Probably it's main coolness is that it does some cool stuff to grab the type of GoodObject so that it can be instantiated and asked for the appropriate data type.

This article uses a tone of esoteric (at least to me) C# constructs and thus provided me a comprehensible context to learn about them:

1) Attributes, ie, code constructs that look like [attributeName].  These are things that add behavior to whatever you put them next to. I'm not entirely clear about the internals, but the basic premise is that you write a class that does something you like, mention it as an attribute adjacent to the class you want that behavior added to, and Voila!, you've got some new behavior. I'm not certain, but I think this may be their way of doing composition in the class definition code. It also seems to offer a whiff of Aspect Oriented Programming. You can added crosscutting behaviors to almost anything. (I first saw, and was unable to understand, attributes when I ran into Postsharp which implements a sort of AOP this way.)

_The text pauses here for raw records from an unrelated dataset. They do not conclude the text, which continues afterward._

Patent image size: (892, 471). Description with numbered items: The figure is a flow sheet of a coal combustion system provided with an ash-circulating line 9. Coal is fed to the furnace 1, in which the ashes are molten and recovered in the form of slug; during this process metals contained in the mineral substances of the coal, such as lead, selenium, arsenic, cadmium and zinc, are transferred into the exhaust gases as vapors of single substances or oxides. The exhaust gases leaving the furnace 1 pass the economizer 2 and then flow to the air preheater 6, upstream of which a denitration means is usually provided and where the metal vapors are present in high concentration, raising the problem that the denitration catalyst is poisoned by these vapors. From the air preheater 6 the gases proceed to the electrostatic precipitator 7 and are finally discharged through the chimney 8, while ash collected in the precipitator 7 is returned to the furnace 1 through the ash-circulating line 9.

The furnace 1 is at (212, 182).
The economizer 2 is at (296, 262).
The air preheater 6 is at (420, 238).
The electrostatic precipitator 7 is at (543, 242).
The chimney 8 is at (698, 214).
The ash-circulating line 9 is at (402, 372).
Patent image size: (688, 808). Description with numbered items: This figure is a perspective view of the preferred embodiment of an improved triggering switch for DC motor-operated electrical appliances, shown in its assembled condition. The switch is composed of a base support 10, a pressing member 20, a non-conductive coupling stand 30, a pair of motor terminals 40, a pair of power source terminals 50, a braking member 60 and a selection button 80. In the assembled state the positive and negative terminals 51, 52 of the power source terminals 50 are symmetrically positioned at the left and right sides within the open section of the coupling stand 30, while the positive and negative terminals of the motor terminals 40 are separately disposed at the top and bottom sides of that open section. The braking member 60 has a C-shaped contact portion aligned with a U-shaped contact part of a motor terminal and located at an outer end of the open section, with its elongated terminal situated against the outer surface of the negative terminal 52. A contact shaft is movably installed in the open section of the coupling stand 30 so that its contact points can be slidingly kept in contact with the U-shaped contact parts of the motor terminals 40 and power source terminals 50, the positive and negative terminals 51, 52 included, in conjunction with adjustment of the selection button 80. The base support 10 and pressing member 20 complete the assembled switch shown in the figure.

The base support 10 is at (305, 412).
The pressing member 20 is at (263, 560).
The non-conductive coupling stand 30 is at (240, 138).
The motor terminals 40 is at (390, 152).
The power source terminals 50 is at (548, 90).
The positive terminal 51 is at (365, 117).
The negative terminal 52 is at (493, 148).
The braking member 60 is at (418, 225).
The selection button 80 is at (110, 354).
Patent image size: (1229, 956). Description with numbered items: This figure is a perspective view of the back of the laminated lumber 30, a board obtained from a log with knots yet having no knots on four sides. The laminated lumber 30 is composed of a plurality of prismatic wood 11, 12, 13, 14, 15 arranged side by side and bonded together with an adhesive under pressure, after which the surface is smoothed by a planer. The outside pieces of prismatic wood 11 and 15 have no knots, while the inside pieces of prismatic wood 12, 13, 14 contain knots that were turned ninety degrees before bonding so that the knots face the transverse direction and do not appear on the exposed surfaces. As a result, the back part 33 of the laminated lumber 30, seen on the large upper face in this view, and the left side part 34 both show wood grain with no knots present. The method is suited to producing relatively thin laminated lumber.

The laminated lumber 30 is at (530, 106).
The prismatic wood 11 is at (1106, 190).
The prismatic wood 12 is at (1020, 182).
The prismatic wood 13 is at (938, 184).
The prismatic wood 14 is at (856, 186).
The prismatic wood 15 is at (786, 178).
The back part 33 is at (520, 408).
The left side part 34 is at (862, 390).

2) Generic classes, eg, Systems.Collections.Generic.List<T>. Turns out that this is the equivalent of a utility library for C#. 

3) Specifying types for generics, eg, List<NameValueType> (the "appropriate data type" mentioned above). Turns out that lots of things have generic types and that you can specify what they are supposed to be this way. I have to say, though, that I'm still a little unclear about the benefits of strong typing.

4) That you can have several methods of the same name for a class that are, apparently, distinguished by their parameters, ie, if you pass it one type, it will select the item of that name with that as a specified parameter; pass it a different type and it will choose the other one. Maybe this is why strong typing is good. Not really feeling it yet.

5) The [serializable] attribute. This allows you to pass the object to a variety of serializers (binary, xml, etc) that store objects in serialized form.

6) A practical and believable example of why it's good to have an interface class. In this case, it allows future programmers to be confident that their "lightweight business object" will have the ability to generate the "appropriate data type" for populating drop down lists (and many other things).


And it's only early afternoon.


So, I did it. I made it so that I could show a bunch of radio buttons reflecting categories in the database. It uses the auto-postback feature of the radiolist thingy so that when you click on a radio, it auto-reloads the page.

Hey, it's not much, but if I had the patience to tell you about all of the hassles (values in sql-type queries are strongly typed, where clause comparisons use '==', not '=', etc), you'd be proud.